Sathyan Anthikad’s ‘Hridayapoorvam’, with a charming Mohanlal, is a sweet, heartfelt entertainer

The story is about a man who gets a heart transplant and visits the family of the donor. Almost everything clicks in this movie, with overlength being the only major issue. The rest of this review may contain spoilers.

 

In Sathyan Anthikad’s Hridayapoorvam, Mohanlal plays Sandeep Balakrishnan, a single man in middle-age. He just has his sister and a brother-in-law who’s after his money. Siddique plays this old-style schemer with old-style exaggeration, and the plotting in these portions goes back to an older time of cinema. So does a fiancé character whose entire arc, involving spy software, is too out-there and handled too casually and leads to an utterly needless action stretch. And the film does go on too long. That’s about it. I wanted to get done with the few negatives so that the rest of this review can celebrate this rare movie in today’s hectic times. It feels like hanging out very leisurely with a very nice bunch of people. Even a woman who ditched a man and married someone else comes off like a nice person. She is scheming in her own way, but there’s also a dash of desperation, and every time she appears, she makes you laugh.

 

Hridayapoorvam behaves like its protagonist. After getting a heart transplant, Sandeep cannot get too angry, too emotional, and so on. And the film, similarly, downplays all its emotions beautifully. The narrative has many plot points that could have been taken into a high-drama zone. There’s that woman who ditched a man. There’s the heart donor’s wife (Sangita), who has unresolved issues with her dead husband. Why does she seem so unemotional? In contrast, there’s the dead man’s daughter, Haritha (Malavika Mohanan). She is hyper-emotional. She is someone who is clinging on to every memory of her father and sees Sandeep as some kind of reincarnation. She is an architect who restores old buildings. In a way, she “restores” this older man. When they first meet, Sandeep dismisses the heart as a mere organ, an instrument that keeps him going. Haritha corrects him gently. She reminds him that this heart is what makes him a human capable of doing the things that Sandeep Balakrishnan does.

 

There are parts where Sandeep resolves conflicts between Haritha and her mother, as though he were really the man whose heart he now has.
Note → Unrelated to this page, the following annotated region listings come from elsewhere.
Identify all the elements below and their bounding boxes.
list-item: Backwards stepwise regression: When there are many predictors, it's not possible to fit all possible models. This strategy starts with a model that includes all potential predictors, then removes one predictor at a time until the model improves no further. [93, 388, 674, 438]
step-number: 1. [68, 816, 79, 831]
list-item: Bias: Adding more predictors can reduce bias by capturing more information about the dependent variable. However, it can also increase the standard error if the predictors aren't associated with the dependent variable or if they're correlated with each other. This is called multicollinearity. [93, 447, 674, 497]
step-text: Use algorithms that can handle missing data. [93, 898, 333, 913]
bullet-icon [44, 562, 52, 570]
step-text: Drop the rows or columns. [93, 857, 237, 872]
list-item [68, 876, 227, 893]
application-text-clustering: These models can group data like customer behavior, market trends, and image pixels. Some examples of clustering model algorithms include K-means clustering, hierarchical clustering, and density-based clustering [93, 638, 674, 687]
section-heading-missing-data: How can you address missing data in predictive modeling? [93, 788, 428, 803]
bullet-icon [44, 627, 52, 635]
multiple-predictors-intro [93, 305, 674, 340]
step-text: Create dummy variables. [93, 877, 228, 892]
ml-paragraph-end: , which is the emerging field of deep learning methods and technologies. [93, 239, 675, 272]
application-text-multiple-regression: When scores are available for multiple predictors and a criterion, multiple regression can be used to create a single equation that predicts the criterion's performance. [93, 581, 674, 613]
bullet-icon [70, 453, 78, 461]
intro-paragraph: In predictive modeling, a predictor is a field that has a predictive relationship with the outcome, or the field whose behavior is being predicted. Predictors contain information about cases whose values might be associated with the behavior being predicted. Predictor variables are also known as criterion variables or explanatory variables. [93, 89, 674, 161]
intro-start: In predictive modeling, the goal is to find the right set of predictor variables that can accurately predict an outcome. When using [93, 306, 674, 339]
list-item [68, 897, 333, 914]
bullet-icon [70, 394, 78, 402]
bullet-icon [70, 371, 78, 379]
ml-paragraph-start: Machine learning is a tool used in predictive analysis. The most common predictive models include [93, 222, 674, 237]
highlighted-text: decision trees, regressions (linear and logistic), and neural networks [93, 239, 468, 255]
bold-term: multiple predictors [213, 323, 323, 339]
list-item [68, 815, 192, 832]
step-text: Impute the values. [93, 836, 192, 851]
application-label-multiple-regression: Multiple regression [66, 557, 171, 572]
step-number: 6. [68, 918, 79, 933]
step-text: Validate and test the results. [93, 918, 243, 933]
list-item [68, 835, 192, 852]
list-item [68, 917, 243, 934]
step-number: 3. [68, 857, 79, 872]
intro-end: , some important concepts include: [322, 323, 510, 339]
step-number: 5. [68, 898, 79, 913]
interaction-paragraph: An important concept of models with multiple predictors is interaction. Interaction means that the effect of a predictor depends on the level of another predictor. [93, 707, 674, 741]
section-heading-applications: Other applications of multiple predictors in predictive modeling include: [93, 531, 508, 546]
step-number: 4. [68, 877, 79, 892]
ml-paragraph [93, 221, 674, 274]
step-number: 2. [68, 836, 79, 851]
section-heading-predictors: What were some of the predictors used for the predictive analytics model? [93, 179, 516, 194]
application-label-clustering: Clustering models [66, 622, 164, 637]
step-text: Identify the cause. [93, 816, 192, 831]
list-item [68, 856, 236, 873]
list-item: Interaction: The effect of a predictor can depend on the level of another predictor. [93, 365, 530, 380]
We get three aspiring filmmakers who are deluded enough to believe that their chance lies just around the corner. And the very funny interval point could have resulted in a taboo zone, a borderline incest angle. Hridayapoorvam could have turned into a very dark comedy. But the tone of the writing and the making is so easy and even that everything flows smoothly. Every single one of these potentially melodramatic plot points is diverted into extremely organic humour, delivered in a casual tone. Mohanlal is in good form, and he gets a good comic sidekick in Sangeeth Prathap, who plays his nurse. I wish the latter had been given more to do, but he does keep up admirably with his legendary co-actor.

 

Justin Prabhakaran’s lovely songs and minimal background score really add to the film’s flavour, and of the rest of the cast, Malavika Mohanan stands out. This is possibly her best outing on screen. She looks as relaxed as the film feels. Walking out of Hridayapoorvam, you realise that movies don’t have to break the mould or do great cinematic inventions all the time. This is the director’s template, and it’s been brought to the modern day with class. So many films these days are so hectic, so filled with events, so scared that the attention-deficit audience will look away, that they begin to feel like entertainment machines made on an assembly line. Like the title suggests, Hridayapoorvam feels like it came from someone’s heart. It feels hand-crafted. It feels like a relaxed holiday with some quirky and funny and all-too-human people. By the end, Sandeep Balakrishnan finds a family, and – it appears – so do we.